What works to manage demand in planned care, in what circumstances?

crowded hospital

Managing demand for planned health care is described in this report as a “wicked problem” – demand for healthcare is outpacing capacity to meet it.

Health economies have tried various approaches to managing demand; referral management centres, expanded roles, direct access amongst others. But the evidence base has been mixed, of variable quality and sometimes conflicting findings.

This synthesis of evidence sets out to understand what works but with a particular focus on context, to understand what works, in what settings and why.

Methods

This is a realist synthesis, which is a theory-based approach developed (by one of the authors) in recognition of the complexity of change in healthcare systems.  This method recognises that interventions will vary from one setting to another, including the components, the local context and the factors which influence outcomes.  The realist approach aims to move beyond a simple judgment of whether or not an intervention works (which is overly simplistic for complex change interventions that involve changing behaviours) and seeks to gain a better understanding of how and why an intervention might work, in what circumstances and to what extent.

The authors conducted a literature search in two phases: initially exploring the “ideas literature” to extract the underlying theories of change behind demand management and then identifying relevant empirical studies on demand management interventions.

Throughout the study, the team engaged with a range of stakeholders, including patient groups.

tug of war

The study team considered areas of tension within the system including motivations, expertise, mandates, cost containment and patient choice

Results

The authors share findings on four specific approaches to demand management:

  1. Referral management centres
  2. GPs with special interest
  3. Direct access
  4. Guidelines

There’s simply so much information in the final report, that I can’t do it justice in this short blog.  Some of the key messages which resonated with me included:

  • The unintended consequences of interventions such as workarounds, where clinicians haven’t been involved in the design and therefore don’t fully trust the new system;
  • Variations in how expanded GP roles have been implemented, resulting in mixed evidence;
  • Some benefits of direct access for ruling out diagnoses, but some risks of overdiagnosis for differential diagnosis tests;
  • Various inherent tensions within the system, such as:
    • Patient choice versus generic guidelines
    • Disease-focused guidelines that don’t address multimorbidity
    • Blanket recommendations in an environment of financial challenge.
short cut

Lack of clinical engagement can lead to GPs short circuiting systems they do not trust.

Conclusions

The authors emphasise there are no silver bullet solutions out there. The solutions that do seem to work have been adaptive, developing to fit local context and involved significant effort. However, they have come up with a series of design principles and several examples which should offer useful learning to local health economies designing change programmes.

groupwork

The study authors suggest a series of design principles to guide local health economies.

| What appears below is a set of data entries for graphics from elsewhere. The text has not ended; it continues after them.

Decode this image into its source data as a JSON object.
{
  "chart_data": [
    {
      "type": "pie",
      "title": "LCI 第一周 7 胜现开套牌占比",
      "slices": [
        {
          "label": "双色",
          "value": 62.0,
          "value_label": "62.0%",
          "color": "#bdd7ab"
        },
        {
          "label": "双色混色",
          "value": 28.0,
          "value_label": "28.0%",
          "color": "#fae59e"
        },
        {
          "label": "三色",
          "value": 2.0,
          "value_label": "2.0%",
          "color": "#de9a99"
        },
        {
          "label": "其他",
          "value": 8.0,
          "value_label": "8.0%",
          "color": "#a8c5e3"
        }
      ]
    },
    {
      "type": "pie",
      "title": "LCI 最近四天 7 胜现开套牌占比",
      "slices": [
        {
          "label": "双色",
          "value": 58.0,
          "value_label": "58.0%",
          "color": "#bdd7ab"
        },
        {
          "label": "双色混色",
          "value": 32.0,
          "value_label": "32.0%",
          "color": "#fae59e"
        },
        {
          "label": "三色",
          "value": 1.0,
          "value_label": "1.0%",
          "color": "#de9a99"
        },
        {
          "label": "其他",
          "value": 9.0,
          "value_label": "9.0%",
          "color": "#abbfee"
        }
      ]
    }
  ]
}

Additionally, recognising that few practitioners may read the entire report, the authors have helpfully set out a framework specificially for practitioners to support their thinking through the implications:

  • What (exactly) is the problem?
  • What are the options?
  • Will reorganisation work?
  • Can intermediaries do the trick?
  • Will direct access to test results reduce excess referrals?
  • Will guidelines be followed?
  • Can productive change be accelerated?

A collaborative approach is needed to properly work through these implications and the authors suggest the group model building approach as a means to achieving this.

Commentary

The emphasis on “hard-won adaptive local solutions” and the prompts listed above suggests to me there are key elements (robust data and analysis, engagement, theory of change), which need to be in place to effectively design, implement and evaluate demand management.

tree on cliff

The study authors point to a number of local adaptive solutions.

Commissioners may wish to consider

  • How well do we understand the problem?
  • What are the trends – generally and more specific to local communities?
  • How can we test our underlying assumptions?
  • What might help or hinder change locally?
  • What outcomes are we planning to achieve and how can we test these?
  • How are we involving all the potential stakeholders (patients, practitioners, providers (NHS, public sector, third sector, independent sector etc) in the design, implementation and evaluation?

Links

Primary paper

Pawson R, Greenhalgh J and Brennan C (2016) Demand management for planned care: a realist synthesis.  Health Services and Delivery Research, 4 (2).